Speaking at the 2018 SOE policy and governance forum held in Accra on Wednesday, Osafo-Maafo said, “dividends are paid by many of you, …but what we are getting out of you does not commensurate with the volume, the type and the size of investment we have made in you.”
According to the 2017 State Ownership report, SOEs made a total of GHS 259.5 million as dividend payment to government, notwithstanding that a total on-lent loans of GHS 8, 226.8 million is outstanding as at 2017.
“It is not going to declare dividend and giving the government GHS100,000, when indeed the size of the equity of government in that business, should have given the government GHS 5 million,” he stated.
The report interestingly showed that the SOE sector recorded an aggregate net loss of GHS 310 million, which even represents an improvement of the last two years figures.
It further highlights a seemingly chronic inability of SOEs to contain cost, with aggregate operating cost of SOEs increasing by 56.5 percent, at GHS 22.82 billion in 2017.
“This is of concern given that inflation and interest rates have been on a downward trajectory,” said Osafo-Maafo, adding, “so, we have a very serious challenge on return on investment.”
From the report, only GHS 29 million out of GHS 1, 159.8 million of debt service due were honored, representing a repayment rate of 2.5 percent. Also, GHS 394.44 million was transferred to nine agencies, during the period.

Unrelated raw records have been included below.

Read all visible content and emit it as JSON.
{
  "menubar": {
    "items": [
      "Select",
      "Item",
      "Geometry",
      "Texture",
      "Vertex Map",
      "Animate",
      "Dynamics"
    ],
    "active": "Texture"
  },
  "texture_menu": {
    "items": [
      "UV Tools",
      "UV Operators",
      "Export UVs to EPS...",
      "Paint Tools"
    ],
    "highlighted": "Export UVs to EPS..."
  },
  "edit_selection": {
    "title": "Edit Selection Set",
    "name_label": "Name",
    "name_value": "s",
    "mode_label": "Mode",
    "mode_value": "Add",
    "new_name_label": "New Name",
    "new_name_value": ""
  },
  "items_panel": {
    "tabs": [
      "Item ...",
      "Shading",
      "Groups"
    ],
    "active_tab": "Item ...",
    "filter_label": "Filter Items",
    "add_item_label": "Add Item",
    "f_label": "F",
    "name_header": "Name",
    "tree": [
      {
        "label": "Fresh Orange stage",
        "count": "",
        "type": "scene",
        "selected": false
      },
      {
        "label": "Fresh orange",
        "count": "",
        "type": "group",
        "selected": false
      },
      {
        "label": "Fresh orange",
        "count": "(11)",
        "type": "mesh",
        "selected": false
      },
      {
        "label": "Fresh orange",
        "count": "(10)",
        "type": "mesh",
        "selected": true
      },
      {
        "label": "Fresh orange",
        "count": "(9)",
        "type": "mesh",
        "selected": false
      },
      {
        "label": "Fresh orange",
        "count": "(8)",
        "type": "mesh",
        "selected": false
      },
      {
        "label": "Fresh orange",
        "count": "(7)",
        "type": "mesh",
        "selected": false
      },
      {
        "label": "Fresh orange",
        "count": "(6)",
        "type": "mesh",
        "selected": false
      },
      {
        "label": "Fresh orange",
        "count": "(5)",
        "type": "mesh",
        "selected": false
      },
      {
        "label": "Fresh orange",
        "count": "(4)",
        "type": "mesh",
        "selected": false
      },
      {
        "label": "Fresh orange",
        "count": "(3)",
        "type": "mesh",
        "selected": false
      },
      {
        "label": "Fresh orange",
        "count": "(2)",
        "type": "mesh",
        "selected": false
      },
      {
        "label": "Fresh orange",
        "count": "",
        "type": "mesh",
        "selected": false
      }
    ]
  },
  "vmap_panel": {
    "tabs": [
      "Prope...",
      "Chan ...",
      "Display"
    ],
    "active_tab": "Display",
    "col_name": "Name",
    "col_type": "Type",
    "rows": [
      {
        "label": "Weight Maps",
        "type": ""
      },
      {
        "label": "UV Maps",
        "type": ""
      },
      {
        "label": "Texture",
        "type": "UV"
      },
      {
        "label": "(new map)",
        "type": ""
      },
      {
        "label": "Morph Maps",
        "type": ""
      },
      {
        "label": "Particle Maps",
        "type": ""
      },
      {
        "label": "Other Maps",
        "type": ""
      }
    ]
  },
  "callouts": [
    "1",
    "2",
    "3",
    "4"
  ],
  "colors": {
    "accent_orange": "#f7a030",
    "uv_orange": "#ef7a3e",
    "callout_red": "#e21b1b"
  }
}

These show the level of significant fiscal exposure of government to the SOEs sector.
Osafo-Maafo noted that there is highly unsatisfactory compliance by SOEs and Joint venture companies to reporting and disclosure provisions in legislature and regulatory requirements governing their operations.
According to the report, only 48 out of the 86 entities repeatedly contacted by the ministry of finance submitted the requested information.
He expressed concern that, no SOE including the 33 covered in the 2017 report had submitted their 2017 audited financial report as at end of April 2018, contrary to the reporting requirements stipulated in the Public Financial Management Act, 2016 (Act 921).